Twisted is a 2026 American horror thriller film directed by Darren Lynn Bousman and written by Jonathan Bernstein and James Greer. It stars Djimon Hounsou, Lauren LaVera, Mia Healey, Gina Philips, Neal McDonough, and Alicia Witt. The film was released on digital VOD by Republic Pictures on February 6, 2026.

==Plot==

Two millennials scam unsuspecting tenants by renting out expensive New York City apartments that they do not actually own. The scheme works until they encounter an apartment owner with a hidden agenda, who turns the tables on them.

==Cast==
- Djimon Hounsou as Dr. Kezian
- Lauren LaVera as Paloma
- Mia Healey as Smith
- Gina Philips as Detective Warricker
- Alicia Witt as Rebecca
- Neal McDonough as Bradshaw
- Jacob Lukas Anderson as Detective Crace
- Renes Rivera as Lenny
- David Call as Tad
- Victor Del Rio as Zac
- Michael Lombardi as Greg

==Production==
In October 2024, it was reported that Djimon Hounsou, Lauren LaVera, and Mia Healey were cast in leading roles in the film, then titled The Monster. Alicia Witt, Neal McDonough, Gina Philips, Jacob Lukas Anderson, Victor Del Rio, Michael Lombardi and David Call were later cast. Darren Lynn Bousman signed on to direct from a script by James Greer and Jonathan Bernstein. Lee Nelson and David Tish from Envision Media Arts, and Mark Burg of Twisted Pictures produced the film.

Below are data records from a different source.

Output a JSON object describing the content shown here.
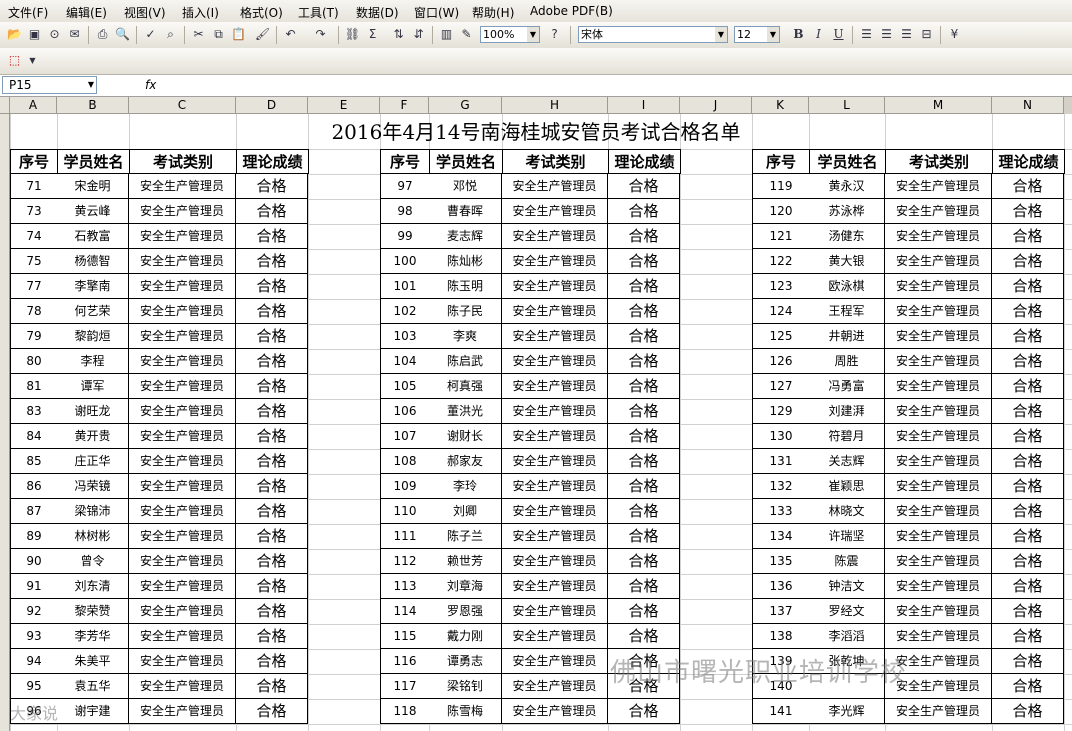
{
  "menu": [
    "文件(F)",
    "编辑(E)",
    "视图(V)",
    "插入(I)",
    "格式(O)",
    "工具(T)",
    "数据(D)",
    "窗口(W)",
    "帮助(H)",
    "Adobe PDF(B)"
  ],
  "toolbar": {
    "zoom": "100%",
    "font": "宋体",
    "size": "12",
    "bold": "B",
    "italic": "I",
    "underline": "U"
  },
  "formula": {
    "namebox": "P15",
    "fx": "fx",
    "value": ""
  },
  "columns": [
    "A",
    "B",
    "C",
    "D",
    "E",
    "F",
    "G",
    "H",
    "I",
    "J",
    "K",
    "L",
    "M",
    "N"
  ],
  "sheet": {
    "title": "2016年4月14号南海桂城安管员考试合格名单",
    "headers": [
      "序号",
      "学员姓名",
      "考试类别",
      "理论成绩"
    ],
    "left": [
      [
        "71",
        "宋金明",
        "安全生产管理员",
        "合格"
      ],
      [
        "73",
        "黄云峰",
        "安全生产管理员",
        "合格"
      ],
      [
        "74",
        "石教富",
        "安全生产管理员",
        "合格"
      ],
      [
        "75",
        "杨德智",
        "安全生产管理员",
        "合格"
      ],
      [
        "77",
        "李擎南",
        "安全生产管理员",
        "合格"
      ],
      [
        "78",
        "何艺荣",
        "安全生产管理员",
        "合格"
      ],
      [
        "79",
        "黎韵烜",
        "安全生产管理员",
        "合格"
      ],
      [
        "80",
        "李程",
        "安全生产管理员",
        "合格"
      ],
      [
        "81",
        "谭军",
        "安全生产管理员",
        "合格"
      ],
      [
        "83",
        "谢旺龙",
        "安全生产管理员",
        "合格"
      ],
      [
        "84",
        "黄开贵",
        "安全生产管理员",
        "合格"
      ],
      [
        "85",
        "庄正华",
        "安全生产管理员",
        "合格"
      ],
      [
        "86",
        "冯荣镜",
        "安全生产管理员",
        "合格"
      ],
      [
        "87",
        "梁锦沛",
        "安全生产管理员",
        "合格"
      ],
      [
        "89",
        "林树彬",
        "安全生产管理员",
        "合格"
      ],
      [
        "90",
        "曾令",
        "安全生产管理员",
        "合格"
      ],
      [
        "91",
        "刘东清",
        "安全生产管理员",
        "合格"
      ],
      [
        "92",
        "黎荣赞",
        "安全生产管理员",
        "合格"
      ],
      [
        "93",
        "李芳华",
        "安全生产管理员",
        "合格"
      ],
      [
        "94",
        "朱美平",
        "安全生产管理员",
        "合格"
      ],
      [
        "95",
        "袁五华",
        "安全生产管理员",
        "合格"
      ],
      [
        "96",
        "谢宇建",
        "安全生产管理员",
        "合格"
      ]
    ],
    "middle": [
      [
        "97",
        "邓悦",
        "安全生产管理员",
        "合格"
      ],
      [
        "98",
        "曹春晖",
        "安全生产管理员",
        "合格"
      ],
      [
        "99",
        "麦志辉",
        "安全生产管理员",
        "合格"
      ],
      [
        "100",
        "陈灿彬",
        "安全生产管理员",
        "合格"
      ],
      [
        "101",
        "陈玉明",
        "安全生产管理员",
        "合格"
      ],
      [
        "102",
        "陈子民",
        "安全生产管理员",
        "合格"
      ],
      [
        "103",
        "李爽",
        "安全生产管理员",
        "合格"
      ],
      [
        "104",
        "陈启武",
        "安全生产管理员",
        "合格"
      ],
      [
        "105",
        "柯真强",
        "安全生产管理员",
        "合格"
      ],
      [
        "106",
        "董洪光",
        "安全生产管理员",
        "合格"
      ],
      [
        "107",
        "谢财长",
        "安全生产管理员",
        "合格"
      ],
      [
        "108",
        "郝家友",
        "安全生产管理员",
        "合格"
      ],
      [
        "109",
        "李玲",
        "安全生产管理员",
        "合格"
      ],
      [
        "110",
        "刘卿",
        "安全生产管理员",
        "合格"
      ],
      [
        "111",
        "陈子兰",
        "安全生产管理员",
        "合格"
      ],
      [
        "112",
        "赖世芳",
        "安全生产管理员",
        "合格"
      ],
      [
        "113",
        "刘章海",
        "安全生产管理员",
        "合格"
      ],
      [
        "114",
        "罗恩强",
        "安全生产管理员",
        "合格"
      ],
      [
        "115",
        "戴力刚",
        "安全生产管理员",
        "合格"
      ],
      [
        "116",
        "谭勇志",
        "安全生产管理员",
        "合格"
      ],
      [
        "117",
        "梁铭钊",
        "安全生产管理员",
        "合格"
      ],
      [
        "118",
        "陈雪梅",
        "安全生产管理员",
        "合格"
      ]
    ],
    "right": [
      [
        "119",
        "黄永汉",
        "安全生产管理员",
        "合格"
      ],
      [
        "120",
        "苏泳桦",
        "安全生产管理员",
        "合格"
      ],
      [
        "121",
        "汤健东",
        "安全生产管理员",
        "合格"
      ],
      [
        "122",
        "黄大银",
        "安全生产管理员",
        "合格"
      ],
      [
        "123",
        "欧泳棋",
        "安全生产管理员",
        "合格"
      ],
      [
        "124",
        "王程军",
        "安全生产管理员",
        "合格"
      ],
      [
        "125",
        "井朝进",
        "安全生产管理员",
        "合格"
      ],
      [
        "126",
        "周胜",
        "安全生产管理员",
        "合格"
      ],
      [
        "127",
        "冯勇富",
        "安全生产管理员",
        "合格"
      ],
      [
        "129",
        "刘建湃",
        "安全生产管理员",
        "合格"
      ],
      [
        "130",
        "符碧月",
        "安全生产管理员",
        "合格"
      ],
      [
        "131",
        "关志辉",
        "安全生产管理员",
        "合格"
      ],
      [
        "132",
        "崔颖思",
        "安全生产管理员",
        "合格"
      ],
      [
        "133",
        "林晓文",
        "安全生产管理员",
        "合格"
      ],
      [
        "134",
        "许瑞坚",
        "安全生产管理员",
        "合格"
      ],
      [
        "135",
        "陈震",
        "安全生产管理员",
        "合格"
      ],
      [
        "136",
        "钟洁文",
        "安全生产管理员",
        "合格"
      ],
      [
        "137",
        "罗经文",
        "安全生产管理员",
        "合格"
      ],
      [
        "138",
        "李滔滔",
        "安全生产管理员",
        "合格"
      ],
      [
        "139",
        "张乾坤",
        "安全生产管理员",
        "合格"
      ],
      [
        "140",
        "",
        "安全生产管理员",
        "合格"
      ],
      [
        "141",
        "李光辉",
        "安全生产管理员",
        "合格"
      ]
    ]
  },
  "watermark": "佛山市曙光职业培训学校",
  "watermark2": "大家说"
}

Principal photography began in November 2024 for five weeks, taking place in Danbury and New Haven, Connecticut.

==Release==
In December 2024, Republic Pictures acquired worldwide distribution rights to the film. Its original title, The Monster was changed to Twisted, and it was released on digital VOD on February 6, 2026.

==Reception==
Daniel Kurland of Bloody Disgusting gave the film a rating of two out of five, writing: "There are pieces of a decent movie in Twisted, but it's cobbled together in such a messy and disruptive manner. Sweeping tonal and perspective shifts create an unnatural atmosphere that attempts to do too much with too little". Karina Adelgaard of Heaven of Horror also rated it two out of five and she wrote: "Twisted is a new horror-thriller from Darren Lynn Bousman, who still seems to believe he's making a Saw movie. He certainly uses the exact same shots and cuts as he did for those. Other than that, the storyline and pacing are quite unimpressive, and the acting suffers from this as well".

Josh Korngut of Dread Central gave the film a rating of three out of five: "Twisted hails from an all-star team of talent who elevate what could have been disposable gore schlock neatly above its pay grade".